HOUSTON -- The Astros had a couple of items in their favor heading into their game Saturday. They had won nine of 13 meetings with the Angels this season, and they’ve been on a red-hot offensive tear that had produced double-digit runs scored twice in their last four games.
But while both trends didn’t sway the game into their favor on Saturday at Minute Maid Park, there was another quirky stat that did prove to be a factor: two of those four losses to the Angels were games started by Luis Garcia. And with the 4-2 loss, his mediocre, albeit uncharacteristic, record in games against this intradivision rival continued.
“It happens,” Garcia said. “I was trying to throw strikes. Sometimes, I couldn’t. It’s part of the game.”
Garcia, an AL Rookie of the Year candidate, struggled to get ahead of Angels hitters from the get-go. His four-seamer was hit especially hard in the first inning, which allowed three of the first four Angels hitters to record hits. Garcia threw a curveball and a changeup to Luis Rengifo to fall behind in the count, 2-0, and Rengifo connected on the next pitch -- a 93 mph four-seamer -- grounding out for an RBI.

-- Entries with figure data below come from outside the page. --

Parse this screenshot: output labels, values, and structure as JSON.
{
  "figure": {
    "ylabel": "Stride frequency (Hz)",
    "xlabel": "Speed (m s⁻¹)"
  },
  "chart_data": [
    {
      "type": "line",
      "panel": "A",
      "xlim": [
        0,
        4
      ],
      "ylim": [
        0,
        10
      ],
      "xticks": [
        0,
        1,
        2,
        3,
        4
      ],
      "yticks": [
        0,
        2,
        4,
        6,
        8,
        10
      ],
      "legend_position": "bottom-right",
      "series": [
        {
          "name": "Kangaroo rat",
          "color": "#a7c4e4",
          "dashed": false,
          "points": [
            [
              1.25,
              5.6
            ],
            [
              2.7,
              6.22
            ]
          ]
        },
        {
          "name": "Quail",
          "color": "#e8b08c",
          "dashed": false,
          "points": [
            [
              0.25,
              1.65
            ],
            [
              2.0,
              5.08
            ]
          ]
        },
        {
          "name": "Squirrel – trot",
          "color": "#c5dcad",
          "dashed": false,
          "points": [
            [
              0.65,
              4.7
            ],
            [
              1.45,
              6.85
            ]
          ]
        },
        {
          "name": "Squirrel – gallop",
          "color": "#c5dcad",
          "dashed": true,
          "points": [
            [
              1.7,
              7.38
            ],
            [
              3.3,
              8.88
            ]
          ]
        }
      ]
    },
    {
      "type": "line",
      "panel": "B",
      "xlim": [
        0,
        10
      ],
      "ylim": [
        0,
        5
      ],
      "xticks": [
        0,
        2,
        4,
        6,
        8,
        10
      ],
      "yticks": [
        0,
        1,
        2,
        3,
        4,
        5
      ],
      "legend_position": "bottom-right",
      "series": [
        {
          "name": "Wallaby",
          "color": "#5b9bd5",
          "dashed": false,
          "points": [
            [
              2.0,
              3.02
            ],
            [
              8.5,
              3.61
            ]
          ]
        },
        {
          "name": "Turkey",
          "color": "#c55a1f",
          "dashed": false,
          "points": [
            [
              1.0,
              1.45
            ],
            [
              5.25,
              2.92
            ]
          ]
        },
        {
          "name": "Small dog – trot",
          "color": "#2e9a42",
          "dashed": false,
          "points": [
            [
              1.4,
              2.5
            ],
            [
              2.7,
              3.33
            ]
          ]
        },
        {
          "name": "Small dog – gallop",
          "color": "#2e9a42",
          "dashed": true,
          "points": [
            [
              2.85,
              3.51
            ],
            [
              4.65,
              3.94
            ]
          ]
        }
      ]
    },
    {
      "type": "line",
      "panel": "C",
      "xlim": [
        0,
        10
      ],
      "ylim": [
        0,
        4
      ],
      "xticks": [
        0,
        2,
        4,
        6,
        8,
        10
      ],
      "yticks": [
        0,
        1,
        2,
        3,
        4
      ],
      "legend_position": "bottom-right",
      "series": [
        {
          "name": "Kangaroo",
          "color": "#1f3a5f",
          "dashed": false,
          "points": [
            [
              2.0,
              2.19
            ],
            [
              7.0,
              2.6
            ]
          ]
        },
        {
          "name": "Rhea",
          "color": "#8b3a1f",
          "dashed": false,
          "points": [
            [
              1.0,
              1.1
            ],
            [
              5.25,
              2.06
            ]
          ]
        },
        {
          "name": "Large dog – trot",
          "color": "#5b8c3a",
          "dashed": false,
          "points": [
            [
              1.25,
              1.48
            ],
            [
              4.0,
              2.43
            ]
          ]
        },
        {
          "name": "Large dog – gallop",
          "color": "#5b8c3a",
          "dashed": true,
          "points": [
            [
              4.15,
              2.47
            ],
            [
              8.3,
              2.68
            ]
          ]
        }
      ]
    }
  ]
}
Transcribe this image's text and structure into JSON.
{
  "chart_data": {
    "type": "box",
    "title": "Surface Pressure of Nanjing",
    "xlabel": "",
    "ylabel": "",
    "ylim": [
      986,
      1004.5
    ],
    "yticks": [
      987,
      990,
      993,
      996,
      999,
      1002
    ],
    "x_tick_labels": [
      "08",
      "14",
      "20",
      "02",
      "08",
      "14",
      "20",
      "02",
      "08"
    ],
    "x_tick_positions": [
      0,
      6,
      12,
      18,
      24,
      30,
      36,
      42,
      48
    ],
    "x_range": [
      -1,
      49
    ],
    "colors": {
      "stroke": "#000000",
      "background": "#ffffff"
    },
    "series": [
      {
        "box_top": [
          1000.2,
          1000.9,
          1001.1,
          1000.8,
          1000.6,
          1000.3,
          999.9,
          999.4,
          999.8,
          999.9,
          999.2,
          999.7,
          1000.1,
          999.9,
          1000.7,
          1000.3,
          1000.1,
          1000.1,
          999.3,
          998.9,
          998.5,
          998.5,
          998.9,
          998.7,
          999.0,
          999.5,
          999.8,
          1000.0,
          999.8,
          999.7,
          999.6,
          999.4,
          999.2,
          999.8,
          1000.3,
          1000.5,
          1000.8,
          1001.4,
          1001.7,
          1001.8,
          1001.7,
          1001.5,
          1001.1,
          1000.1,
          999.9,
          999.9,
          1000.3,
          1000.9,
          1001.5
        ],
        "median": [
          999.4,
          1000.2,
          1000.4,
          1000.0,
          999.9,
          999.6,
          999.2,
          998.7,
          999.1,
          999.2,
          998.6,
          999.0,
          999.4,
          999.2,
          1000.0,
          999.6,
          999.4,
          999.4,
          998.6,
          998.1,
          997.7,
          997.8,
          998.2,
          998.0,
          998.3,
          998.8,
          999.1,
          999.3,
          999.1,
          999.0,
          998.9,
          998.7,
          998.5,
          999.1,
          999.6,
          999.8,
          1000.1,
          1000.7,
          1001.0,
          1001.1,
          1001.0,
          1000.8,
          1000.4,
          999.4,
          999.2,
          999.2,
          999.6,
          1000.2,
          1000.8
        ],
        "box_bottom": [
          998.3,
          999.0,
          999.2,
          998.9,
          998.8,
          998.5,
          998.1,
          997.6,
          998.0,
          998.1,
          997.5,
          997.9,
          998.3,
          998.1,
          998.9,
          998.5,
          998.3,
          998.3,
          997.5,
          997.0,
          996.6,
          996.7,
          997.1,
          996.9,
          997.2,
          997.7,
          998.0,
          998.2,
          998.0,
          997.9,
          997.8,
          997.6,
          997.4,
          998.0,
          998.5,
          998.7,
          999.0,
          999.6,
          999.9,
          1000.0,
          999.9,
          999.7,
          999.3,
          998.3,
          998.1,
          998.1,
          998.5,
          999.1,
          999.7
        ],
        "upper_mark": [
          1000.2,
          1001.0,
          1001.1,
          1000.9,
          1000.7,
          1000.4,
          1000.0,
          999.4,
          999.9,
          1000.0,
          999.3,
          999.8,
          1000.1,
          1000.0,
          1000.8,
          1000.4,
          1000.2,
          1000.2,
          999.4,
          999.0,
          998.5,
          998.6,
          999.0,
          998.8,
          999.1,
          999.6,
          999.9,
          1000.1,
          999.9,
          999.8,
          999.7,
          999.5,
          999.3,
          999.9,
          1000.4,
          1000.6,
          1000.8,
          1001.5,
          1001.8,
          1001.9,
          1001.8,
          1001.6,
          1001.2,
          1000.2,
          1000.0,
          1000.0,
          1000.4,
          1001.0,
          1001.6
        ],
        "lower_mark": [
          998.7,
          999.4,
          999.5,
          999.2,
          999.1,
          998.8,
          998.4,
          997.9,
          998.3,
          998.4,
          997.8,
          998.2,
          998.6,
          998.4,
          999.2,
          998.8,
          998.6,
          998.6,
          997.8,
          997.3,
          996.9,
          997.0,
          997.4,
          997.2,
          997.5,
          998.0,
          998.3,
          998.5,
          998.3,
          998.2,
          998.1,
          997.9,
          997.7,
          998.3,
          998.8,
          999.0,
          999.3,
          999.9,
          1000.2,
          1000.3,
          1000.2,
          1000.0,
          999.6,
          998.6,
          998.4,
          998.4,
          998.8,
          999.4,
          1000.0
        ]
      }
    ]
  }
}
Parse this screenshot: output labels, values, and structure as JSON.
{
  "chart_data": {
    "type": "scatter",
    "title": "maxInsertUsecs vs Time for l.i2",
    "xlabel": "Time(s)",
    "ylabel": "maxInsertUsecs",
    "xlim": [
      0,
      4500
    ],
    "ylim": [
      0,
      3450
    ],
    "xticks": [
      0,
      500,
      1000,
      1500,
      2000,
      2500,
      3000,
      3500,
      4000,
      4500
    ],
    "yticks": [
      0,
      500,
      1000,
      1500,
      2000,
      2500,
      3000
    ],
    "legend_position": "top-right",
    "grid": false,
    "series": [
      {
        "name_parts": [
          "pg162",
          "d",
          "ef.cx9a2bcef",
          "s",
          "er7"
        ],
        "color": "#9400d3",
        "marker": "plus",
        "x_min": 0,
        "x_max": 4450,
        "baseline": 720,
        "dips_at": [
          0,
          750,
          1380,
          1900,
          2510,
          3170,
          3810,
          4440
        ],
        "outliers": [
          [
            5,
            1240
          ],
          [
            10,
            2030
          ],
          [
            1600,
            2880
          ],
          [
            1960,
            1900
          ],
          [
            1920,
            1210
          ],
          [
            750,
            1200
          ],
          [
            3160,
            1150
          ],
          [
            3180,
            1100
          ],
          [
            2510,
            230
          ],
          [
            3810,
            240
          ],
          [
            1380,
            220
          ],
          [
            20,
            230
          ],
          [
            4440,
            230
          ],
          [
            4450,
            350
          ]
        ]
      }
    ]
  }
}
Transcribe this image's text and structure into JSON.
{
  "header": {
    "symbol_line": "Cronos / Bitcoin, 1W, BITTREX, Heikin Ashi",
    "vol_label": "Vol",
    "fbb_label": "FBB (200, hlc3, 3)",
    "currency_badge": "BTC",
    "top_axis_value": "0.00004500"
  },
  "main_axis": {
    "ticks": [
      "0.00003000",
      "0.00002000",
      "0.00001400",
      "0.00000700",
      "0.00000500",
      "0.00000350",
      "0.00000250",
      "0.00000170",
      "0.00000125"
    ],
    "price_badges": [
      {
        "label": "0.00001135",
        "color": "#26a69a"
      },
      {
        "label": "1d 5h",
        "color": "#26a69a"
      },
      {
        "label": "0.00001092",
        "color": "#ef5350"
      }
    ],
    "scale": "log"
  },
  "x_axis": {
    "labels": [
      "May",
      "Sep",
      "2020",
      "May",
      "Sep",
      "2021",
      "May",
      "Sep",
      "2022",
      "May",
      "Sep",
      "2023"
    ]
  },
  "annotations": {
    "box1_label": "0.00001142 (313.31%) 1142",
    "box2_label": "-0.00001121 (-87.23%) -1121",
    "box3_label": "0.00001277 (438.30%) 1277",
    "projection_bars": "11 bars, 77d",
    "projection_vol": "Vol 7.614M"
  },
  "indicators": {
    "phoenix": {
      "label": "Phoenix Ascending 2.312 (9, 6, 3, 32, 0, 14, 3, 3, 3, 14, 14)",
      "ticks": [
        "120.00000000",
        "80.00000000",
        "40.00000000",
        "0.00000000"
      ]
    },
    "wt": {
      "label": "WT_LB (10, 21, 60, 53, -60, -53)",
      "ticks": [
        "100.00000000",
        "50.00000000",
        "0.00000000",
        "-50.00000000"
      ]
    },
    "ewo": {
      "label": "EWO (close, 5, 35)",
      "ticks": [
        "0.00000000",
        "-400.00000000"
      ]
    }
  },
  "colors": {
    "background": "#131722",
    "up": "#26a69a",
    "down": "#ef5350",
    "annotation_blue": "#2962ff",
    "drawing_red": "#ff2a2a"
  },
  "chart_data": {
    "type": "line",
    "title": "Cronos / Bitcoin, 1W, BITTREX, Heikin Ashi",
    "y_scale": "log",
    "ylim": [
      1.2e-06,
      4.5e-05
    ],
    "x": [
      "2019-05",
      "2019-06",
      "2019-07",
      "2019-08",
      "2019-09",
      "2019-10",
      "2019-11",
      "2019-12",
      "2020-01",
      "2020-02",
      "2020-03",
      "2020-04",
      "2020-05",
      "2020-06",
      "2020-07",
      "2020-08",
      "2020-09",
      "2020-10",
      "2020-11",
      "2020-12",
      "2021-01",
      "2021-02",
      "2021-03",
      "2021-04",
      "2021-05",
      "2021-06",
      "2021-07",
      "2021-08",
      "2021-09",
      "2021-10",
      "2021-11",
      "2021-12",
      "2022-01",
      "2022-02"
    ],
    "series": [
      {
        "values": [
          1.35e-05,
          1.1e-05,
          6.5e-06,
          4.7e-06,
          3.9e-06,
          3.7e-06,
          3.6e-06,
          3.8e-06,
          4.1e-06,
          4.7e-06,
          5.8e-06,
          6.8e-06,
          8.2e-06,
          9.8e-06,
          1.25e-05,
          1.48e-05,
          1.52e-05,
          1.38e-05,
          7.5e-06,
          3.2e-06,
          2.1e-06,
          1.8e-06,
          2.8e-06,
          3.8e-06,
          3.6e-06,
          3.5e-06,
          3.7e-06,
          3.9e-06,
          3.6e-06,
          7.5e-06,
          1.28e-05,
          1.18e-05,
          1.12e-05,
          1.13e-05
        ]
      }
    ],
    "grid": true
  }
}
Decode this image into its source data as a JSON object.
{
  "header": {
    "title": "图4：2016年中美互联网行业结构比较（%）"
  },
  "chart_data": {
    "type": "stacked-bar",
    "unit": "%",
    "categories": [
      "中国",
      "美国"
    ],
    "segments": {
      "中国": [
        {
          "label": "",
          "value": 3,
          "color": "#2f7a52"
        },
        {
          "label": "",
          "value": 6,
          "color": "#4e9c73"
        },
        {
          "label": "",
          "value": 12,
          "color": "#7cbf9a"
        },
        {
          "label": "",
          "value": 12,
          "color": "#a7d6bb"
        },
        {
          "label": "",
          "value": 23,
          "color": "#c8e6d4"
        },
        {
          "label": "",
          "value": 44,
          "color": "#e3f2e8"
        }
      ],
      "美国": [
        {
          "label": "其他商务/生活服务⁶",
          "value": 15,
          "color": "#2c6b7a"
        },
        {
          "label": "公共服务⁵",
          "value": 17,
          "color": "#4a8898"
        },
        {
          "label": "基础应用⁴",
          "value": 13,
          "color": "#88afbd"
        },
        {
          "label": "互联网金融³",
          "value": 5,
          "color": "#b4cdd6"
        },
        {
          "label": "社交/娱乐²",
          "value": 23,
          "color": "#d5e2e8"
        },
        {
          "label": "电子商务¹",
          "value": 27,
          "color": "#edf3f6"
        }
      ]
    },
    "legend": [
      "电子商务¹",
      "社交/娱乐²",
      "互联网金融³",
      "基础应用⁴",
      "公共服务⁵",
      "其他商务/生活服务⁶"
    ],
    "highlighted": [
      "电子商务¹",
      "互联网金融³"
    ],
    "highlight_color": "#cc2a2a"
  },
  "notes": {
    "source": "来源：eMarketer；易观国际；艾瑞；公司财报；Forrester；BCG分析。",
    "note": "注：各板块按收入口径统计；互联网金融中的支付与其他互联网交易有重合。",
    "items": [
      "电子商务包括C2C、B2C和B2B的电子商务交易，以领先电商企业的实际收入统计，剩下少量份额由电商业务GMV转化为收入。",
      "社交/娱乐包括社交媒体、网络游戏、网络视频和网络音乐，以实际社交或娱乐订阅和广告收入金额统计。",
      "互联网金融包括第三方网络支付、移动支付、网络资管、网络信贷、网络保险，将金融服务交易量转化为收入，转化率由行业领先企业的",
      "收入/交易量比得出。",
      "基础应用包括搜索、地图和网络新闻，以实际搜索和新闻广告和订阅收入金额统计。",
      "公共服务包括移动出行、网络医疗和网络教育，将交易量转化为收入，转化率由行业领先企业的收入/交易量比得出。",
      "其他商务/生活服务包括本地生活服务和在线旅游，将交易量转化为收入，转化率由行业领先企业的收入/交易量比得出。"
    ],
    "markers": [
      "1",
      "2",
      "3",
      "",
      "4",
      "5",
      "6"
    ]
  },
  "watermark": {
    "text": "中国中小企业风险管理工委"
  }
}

The same sequence arose in the third inning. Garcia fell behind Rengifo again, 2-0, on two changeups, and Rengifo connected on the third pitch -- a 91 mph four-seamer -- that carried 371 feet to right field for a two-run homer.
“We fell behind a lot in counts,” catcher Martín Maldonado said. "The curveball wasn’t landing, the changeup was a little bit off and the cutter, a pitch that has been really good for him, especially against right-handers, wasn’t in the strike zone as much. Then we had to go to the fastball for the most part, and that’s when they did some damage against us.”
Garcia couldn’t pinpoint what exactly was off about this start. He said he didn’t feel out of rhythm early, but he also wasn’t able to recreate what was working for him in his last start against the Padres.
“To be honest, I was trying to do the same as I did in San Diego,” he said. “But I couldn’t.”
The loss did little to affect the Astros in the standings, as the Mariners and A’s both trail the club by 5 1/2 games after losing on Saturday as well.
The Astros just began a stretch of 17 games in a row without a day off, and given how late into the season it is, what happens during a loss can matter more than the loss itself. Brandon Bielak relieved Garcia with three scoreless innings, saving the bullpen from becoming overtaxed. It’s a sidebar to this game that might loom large in another couple of weeks when this stretch of consecutive games ends.
The Astros are in a little bit of unfamiliar territory with Garcia, who is up to 139 innings pitched, the most he’s pitched in his career. The closest he’s come to this workload was in the Minor Leagues in 2019, when he logged 108 2/3 innings.
The Astros are monitoring him closely, as they will clearly need him at his peak as they continue their postseason push. Garcia’s lack of command Saturday was not cause for alarm, but with the workload not likely to ease for a while, the Astros will have to manage him carefully as the regular season draws to a close.
“That was the first time in a while that his stuff hasn’t looked the same,” manager Dusty Baker said. “We've been limiting his innings. We were hoping to take him a little further in the game tonight to prepare him for these last three weeks or so. It's kind of territory that he hadn't been in before, uncharted waters. He’s certainly strong enough and determined enough. I just know he'll be sharp and better next time.”
Maldonado was firm with his assertion that Garcia is up to the task. He viewed Saturday’s game as a fluke, rather than a red flag.
“His stuff is there,” he said. “That guy is a monster, that guy works harder than anybody in our rotation. Every time you look, there’s two guys in the weight room -- it’s him and Framber [Valdez].
“If you don’t throw good pitches in the big leagues, you’re going to pay for it. And that’s what happened tonight.”